The Federal Communications Commission today gave Howard Stern's radio show the maximum fine of $27,500.
For what?
"The show’s cast discussed sexual practices and techniques" which "included explicit and graphic sexual and excretory references... This material was lewd and vulgar, and that it appeared to have been used to pander, titillate and shock," according to the FCC decision.
Huh?
The titillate comment recalls Senator Tankerbell from Mr. Show, a perfect parody of this arrogant, arch-conservative march away from free speech.

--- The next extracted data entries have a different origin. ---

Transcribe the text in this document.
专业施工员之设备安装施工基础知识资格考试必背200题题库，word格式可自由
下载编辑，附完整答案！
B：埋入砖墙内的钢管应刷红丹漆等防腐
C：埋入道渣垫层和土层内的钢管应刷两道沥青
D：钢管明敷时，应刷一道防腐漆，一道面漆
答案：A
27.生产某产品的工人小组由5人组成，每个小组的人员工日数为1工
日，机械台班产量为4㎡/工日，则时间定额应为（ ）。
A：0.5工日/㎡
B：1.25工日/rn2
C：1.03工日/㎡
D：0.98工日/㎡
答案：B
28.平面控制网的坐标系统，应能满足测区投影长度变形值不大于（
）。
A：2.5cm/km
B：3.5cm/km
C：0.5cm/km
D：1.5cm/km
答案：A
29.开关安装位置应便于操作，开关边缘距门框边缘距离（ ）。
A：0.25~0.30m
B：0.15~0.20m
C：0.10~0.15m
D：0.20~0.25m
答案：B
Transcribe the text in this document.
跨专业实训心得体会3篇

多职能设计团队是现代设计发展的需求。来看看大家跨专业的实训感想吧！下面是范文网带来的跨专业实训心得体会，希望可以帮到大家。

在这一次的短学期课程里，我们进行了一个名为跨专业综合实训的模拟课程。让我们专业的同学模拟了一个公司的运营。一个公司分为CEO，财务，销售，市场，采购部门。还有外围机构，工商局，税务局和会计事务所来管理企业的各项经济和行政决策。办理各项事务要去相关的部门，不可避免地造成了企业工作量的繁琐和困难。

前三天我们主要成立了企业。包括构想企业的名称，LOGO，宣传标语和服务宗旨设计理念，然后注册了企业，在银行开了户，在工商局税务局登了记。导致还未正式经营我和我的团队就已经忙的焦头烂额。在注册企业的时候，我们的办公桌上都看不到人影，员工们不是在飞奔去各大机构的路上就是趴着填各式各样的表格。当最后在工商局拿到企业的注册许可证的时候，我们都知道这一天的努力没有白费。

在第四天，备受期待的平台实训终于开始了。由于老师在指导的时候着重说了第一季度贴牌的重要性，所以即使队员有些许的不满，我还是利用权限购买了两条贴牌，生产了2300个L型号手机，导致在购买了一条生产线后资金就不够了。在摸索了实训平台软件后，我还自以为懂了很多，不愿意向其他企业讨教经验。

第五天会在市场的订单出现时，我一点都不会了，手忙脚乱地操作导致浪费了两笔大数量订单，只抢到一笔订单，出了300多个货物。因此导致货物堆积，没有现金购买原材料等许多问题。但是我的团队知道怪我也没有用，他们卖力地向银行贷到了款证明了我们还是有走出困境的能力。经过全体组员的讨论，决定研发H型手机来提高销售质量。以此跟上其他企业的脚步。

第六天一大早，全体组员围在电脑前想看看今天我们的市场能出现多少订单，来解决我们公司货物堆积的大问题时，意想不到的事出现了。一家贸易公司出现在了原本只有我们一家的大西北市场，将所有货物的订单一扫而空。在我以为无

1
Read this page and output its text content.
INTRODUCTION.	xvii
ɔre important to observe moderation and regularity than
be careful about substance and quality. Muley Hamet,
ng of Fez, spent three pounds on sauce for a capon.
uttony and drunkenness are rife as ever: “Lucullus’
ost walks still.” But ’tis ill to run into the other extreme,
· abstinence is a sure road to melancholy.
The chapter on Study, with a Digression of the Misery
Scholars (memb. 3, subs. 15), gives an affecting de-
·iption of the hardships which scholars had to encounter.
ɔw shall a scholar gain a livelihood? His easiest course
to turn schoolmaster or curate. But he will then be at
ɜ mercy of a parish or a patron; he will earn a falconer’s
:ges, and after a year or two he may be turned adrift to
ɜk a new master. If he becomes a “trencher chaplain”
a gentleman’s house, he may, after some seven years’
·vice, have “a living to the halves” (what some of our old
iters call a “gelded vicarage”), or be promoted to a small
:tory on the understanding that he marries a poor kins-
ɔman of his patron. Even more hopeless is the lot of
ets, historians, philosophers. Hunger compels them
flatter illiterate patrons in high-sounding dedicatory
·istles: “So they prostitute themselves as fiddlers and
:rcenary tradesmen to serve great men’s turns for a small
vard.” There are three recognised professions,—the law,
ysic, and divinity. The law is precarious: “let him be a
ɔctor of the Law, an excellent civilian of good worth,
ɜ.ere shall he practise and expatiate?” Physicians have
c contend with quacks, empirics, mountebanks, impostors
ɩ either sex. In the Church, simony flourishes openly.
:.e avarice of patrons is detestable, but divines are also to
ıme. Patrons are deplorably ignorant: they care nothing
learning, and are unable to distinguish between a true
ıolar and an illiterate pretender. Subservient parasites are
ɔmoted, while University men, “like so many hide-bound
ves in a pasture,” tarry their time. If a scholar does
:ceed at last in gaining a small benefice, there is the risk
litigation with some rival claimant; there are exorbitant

Howard Stern ain't for kids, but how many decades do we go back with this ruling? The worst part is Stern seems to be resigned to the fact that the right-wing morality police have succeeded in forcing him off the air.
Also Thursday, the FCC decides that Bono, champion to AIDS-ridden kids Africa-wide, is indecent and profane. What the hell is happening? It's crusades against ideas that scare me, not f-bombs.
Now, I'm more inclined to agree instead with this edict:
"I don't swear for the hell of it. Language is a poor enough means of communication. We've got to use all the words we've got. Besides, there are damn few words anybody understands." (citation left out as a devious test to see who might recognize the passage)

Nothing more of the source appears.